La transición de la lucha a la escucha emocional
La gestión de la ansiedad no reside en una batalla contra los propios pensamientos, sino en un proceso de comprensión de su origen. En Abanico de Plumas se plantea que intentar controlar la mente o forzar un pensamiento positivo son soluciones temporales que no alcanzan la raíz del conflicto. El enfoque terapéutico, inspirado en la Gestalt, propone dejar de ver la ansiedad como un enemigo externo para empezar a escuchar el mensaje que intenta transmitir. A menudo, este ruido mental es el reflejo de emociones que no han sido expresadas, de límites personales que se han desdibujado o de necesidades básicas que han quedado postergadas por el ritmo diario.

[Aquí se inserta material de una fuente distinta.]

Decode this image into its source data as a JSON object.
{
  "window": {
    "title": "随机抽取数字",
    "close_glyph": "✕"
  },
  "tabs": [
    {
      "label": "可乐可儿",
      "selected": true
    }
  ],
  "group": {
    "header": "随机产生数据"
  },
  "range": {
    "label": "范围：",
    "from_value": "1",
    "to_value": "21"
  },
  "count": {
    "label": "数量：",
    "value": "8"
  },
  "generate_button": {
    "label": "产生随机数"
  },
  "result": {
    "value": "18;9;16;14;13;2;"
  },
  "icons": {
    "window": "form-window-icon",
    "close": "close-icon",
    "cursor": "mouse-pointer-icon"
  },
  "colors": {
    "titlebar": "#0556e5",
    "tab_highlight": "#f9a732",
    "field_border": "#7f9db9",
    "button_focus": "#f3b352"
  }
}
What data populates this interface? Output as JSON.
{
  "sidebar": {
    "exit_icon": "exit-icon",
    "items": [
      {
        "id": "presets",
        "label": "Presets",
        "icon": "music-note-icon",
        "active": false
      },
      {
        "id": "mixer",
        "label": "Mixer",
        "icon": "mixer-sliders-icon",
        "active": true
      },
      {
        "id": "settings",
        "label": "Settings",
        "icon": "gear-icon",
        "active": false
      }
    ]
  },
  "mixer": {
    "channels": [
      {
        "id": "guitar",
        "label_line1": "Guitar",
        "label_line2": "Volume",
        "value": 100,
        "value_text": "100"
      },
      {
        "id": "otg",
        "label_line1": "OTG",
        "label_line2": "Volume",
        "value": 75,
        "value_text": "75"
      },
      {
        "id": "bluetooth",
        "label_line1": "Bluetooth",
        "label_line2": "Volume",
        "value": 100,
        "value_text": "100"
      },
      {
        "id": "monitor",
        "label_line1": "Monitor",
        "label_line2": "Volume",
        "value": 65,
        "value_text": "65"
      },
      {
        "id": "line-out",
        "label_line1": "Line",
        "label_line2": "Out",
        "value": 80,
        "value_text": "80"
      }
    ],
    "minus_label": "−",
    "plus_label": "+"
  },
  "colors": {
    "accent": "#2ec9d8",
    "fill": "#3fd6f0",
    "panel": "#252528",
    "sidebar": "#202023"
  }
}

Habitar el cuerpo para recuperar la capacidad de elección
Frente a la confusión que genera el exceso de actividad intelectual, la propuesta consiste en bajar al cuerpo y atender la experiencia real del aquí y ahora. Al prestar atención a la respiración y a las sensaciones físicas, lo que antes era un caos mental empieza a cobrar un sentido coherente. Este tránsito hacia la claridad no solo reduce el estrés, sino que devuelve a la persona la capacidad de decidir cómo desea vivir su realidad. Recuperar la presencia en la propia vida permite volver a disfrutar del tiempo y de los vínculos personales de una forma plena y consciente, transformando el malestar en una oportunidad para la honestidad personal.
En definitiva, reconocer la necesidad de acompañamiento profesional no representa una debilidad, sino un acto de valentía. Dejar de posponer el bienestar propio es el primer paso para abrir la puerta a una existencia más auténtica y equilibrada.